Jim Montgomery is a great head coach in the National Hockey League.
That’s been proven to the casual fan with the Boston Bruins’ record over the first half. The first-year head coach has guided Boston to an incredible 39-8-5 start through its first 52 games.
But for Dallas, they didn’t need an introduction to Montgomery’s ability. They had a first-hand look on their own bench from 2018-20.
After the Stars had an acrimonious meltdown in former head coach Ken Hitchcock’s lone season at the helm in 2017-18, general manager Jim Nill and principle owner Tom Gaglardi went outside the box in the team’s next hire.
Dallas broke the recent league standard of “recycling” fired coaches from other teams, instead hiring Montgomery from the University of Denver- an NCAA Division-I powerhouse that played in the 2017 National Championship game- for his first NHL head coaching job.
The hire became official on May 4, 2018- and it almost immediately paid off. After missing the postseason the prior year, Dallas returned to the playoffs and won a first-round series against Nashville in Montgomery’s first season. The Stars would’ve made a Conference Final appearance that year as well- had it not been for a hard-fought Game 7 loss in overtime to the eventual Stanley Cup Champion St. Louis Blues.
Entering 2019-20, there was optimism surrounding the Stars veteran core led by one of the bright young coaches in the game in Montgomery. In the team’s first two months of the season, that optimism was well-grounded- the Stars were among the leaders in the Central Division.
Then, on December 10, 2019, it all unraveled.
That day, despite an 18-11-3 record, the Stars fired Montgomery for “unprofessional conduct inconsistent with the core values and beliefs of the Dallas Stars and the National Hockey League.”
Nill said a specific situation had come to light the previous weekend, and involved “a material act of unprofessionalism” serious enough to demand Montgomery’s immediate firing.
Rick Bowness was named the team’s interim head coach, and the rest is history.
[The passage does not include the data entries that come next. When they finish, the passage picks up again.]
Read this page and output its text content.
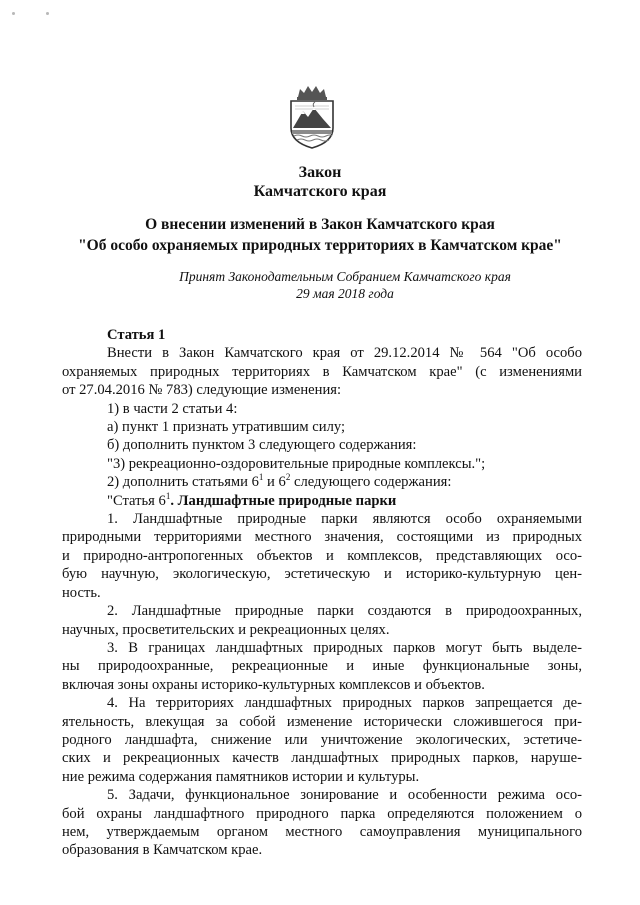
Закон
Камчатского края
О внесении изменений в Закон Камчатского края
"Об особо охраняемых природных территориях в Камчатском крае"
Принят Законодательным Собранием Камчатского края
29 мая 2018 года
Статья 1
Внести в Закон Камчатского края от 29.12.2014 № 564 "Об особо
охраняемых природных территориях в Камчатском крае" (с изменениями
от 27.04.2016 № 783) следующие изменения:
1) в части 2 статьи 4:
а) пункт 1 признать утратившим силу;
б) дополнить пунктом 3 следующего содержания:
"3) рекреационно-оздоровительные природные комплексы.";
2) дополнить статьями $6^1$ и $6^2$ следующего содержания:
"Статья $6^1$. Ландшафтные природные парки
1. Ландшафтные природные парки являются особо охраняемыми
природными территориями местного значения, состоящими из природных
и природно-антропогенных объектов и комплексов, представляющих осо-
бую научную, экологическую, эстетическую и историко-культурную цен-
ность.
2. Ландшафтные природные парки создаются в природоохранных,
научных, просветительских и рекреационных целях.
3. В границах ландшафтных природных парков могут быть выделе-
ны природоохранные, рекреационные и иные функциональные зоны,
включая зоны охраны историко-культурных комплексов и объектов.
4. На территориях ландшафтных природных парков запрещается де-
ятельность, влекущая за собой изменение исторически сложившегося при-
родного ландшафта, снижение или уничтожение экологических, эстетиче-
ских и рекреационных качеств ландшафтных природных парков, наруше-
ние режима содержания памятников истории и культуры.
5. Задачи, функциональное зонирование и особенности режима осо-
бой охраны ландшафтного природного парка определяются положением о
нем, утверждаемым органом местного самоуправления муниципального
образования в Камчатском крае.
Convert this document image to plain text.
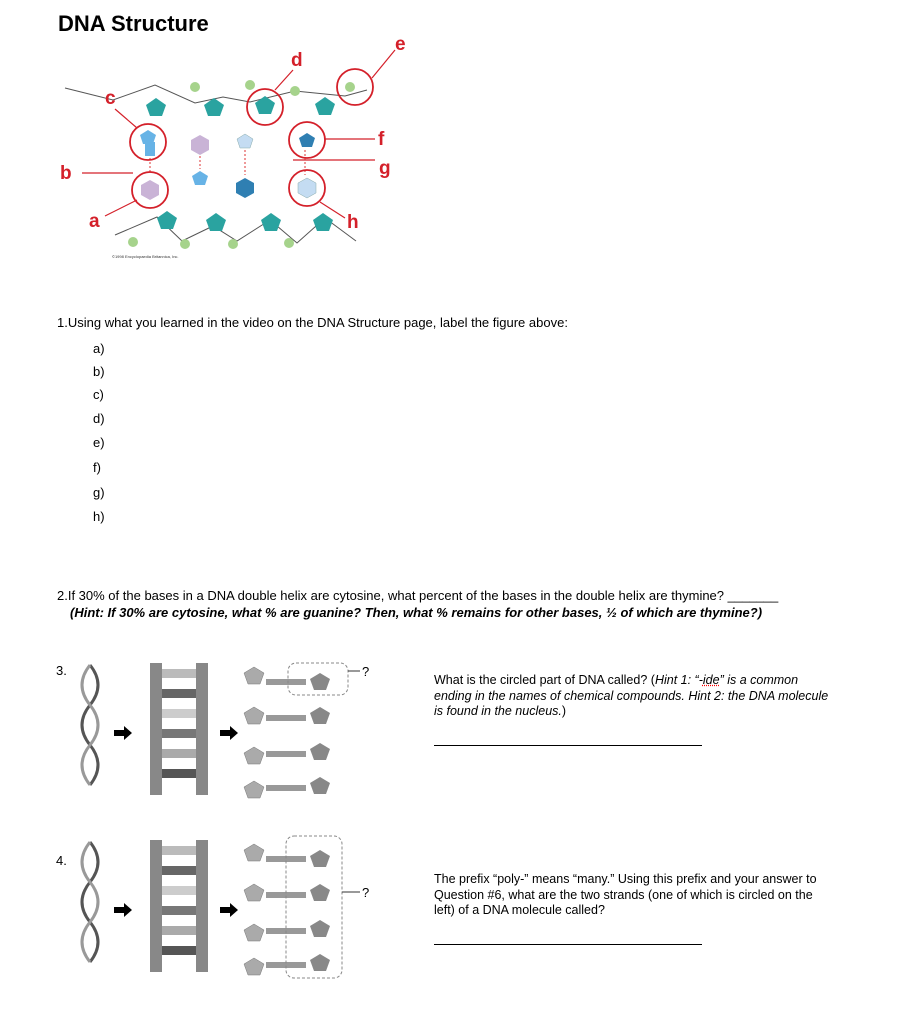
DNA Structure
a
b
c
d
e
f
g
h
©1998 Encyclopaedia Britannica, Inc.
1.Using what you learned in the video on the DNA Structure page, label the figure above:
a)
b)
c)
d)
e)
f)
g)
h)
2.If 30% of the bases in a DNA double helix are cytosine, what percent of the bases in the double helix are thymine? _______
(Hint: If 30% are cytosine, what % are guanine? Then, what % remains for other bases, ½ of which are thymine?)
3.	?
What is the circled part of DNA called? (Hint 1: “-ide” is a common ending in the names of chemical compounds. Hint 2: the DNA molecule is found in the nucleus.)
4.
?
The prefix “poly-” means “many.” Using this prefix and your answer to Question #6, what are the two strands (one of which is circled on the left) of a DNA molecule called?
He guided the team on a miracle run through the COVID-19 pandemic as the Stars lost in six games to the Tampa Bay Lightning in the Stanley Cup Final.
There wasn’t much clarity surrounding Montgomery’s firing at the time, but soon after, new details emerged. Elliotte Freidman of Sportsnet reported he was fired for a “personal behavior issue.” Not long after, Montgomery announced he had checked himself into a rehab center to deal with alcohol abuse, and said that the Stars made “an appropriate call” in firing him.
In a flash, a brief but successful tenure was over.
Montgomery’s tenure showed a rare glance of possible long-term stability in head coaching gig in Dallas. The team has had a whopping 6 different head coaches over the last 10 years- one of the highest turnover rates in the NHL.
It wasn’t to be, however. Montgomery eventually landed on his feet as an assistant in St. Louis last season, and was named Bruce Cassidy’s replacement in Boston this past Spring.
Bowness and the team parted ways after Dallas’ first-round exit last season, and Peter Deboer was brought into replace him in May. Fortunately, the change has been a positive catalyst- entering Tuesday’s matchup with Boston, the Stars sit atop the Central Division with 70 points and a +42 goal differential- the second-best mark in the league, trailing only Montgomery’s Bruins with a blistering +80 mark.
It’s a frustrating situation for Stars fans. It wasn’t anything related to the team that saw one of the best young minds depart, rather, a personal situation.
As they continue long for stability at head coach and the Bruins continue to succeed, they’re left only to wonder what could’ve been.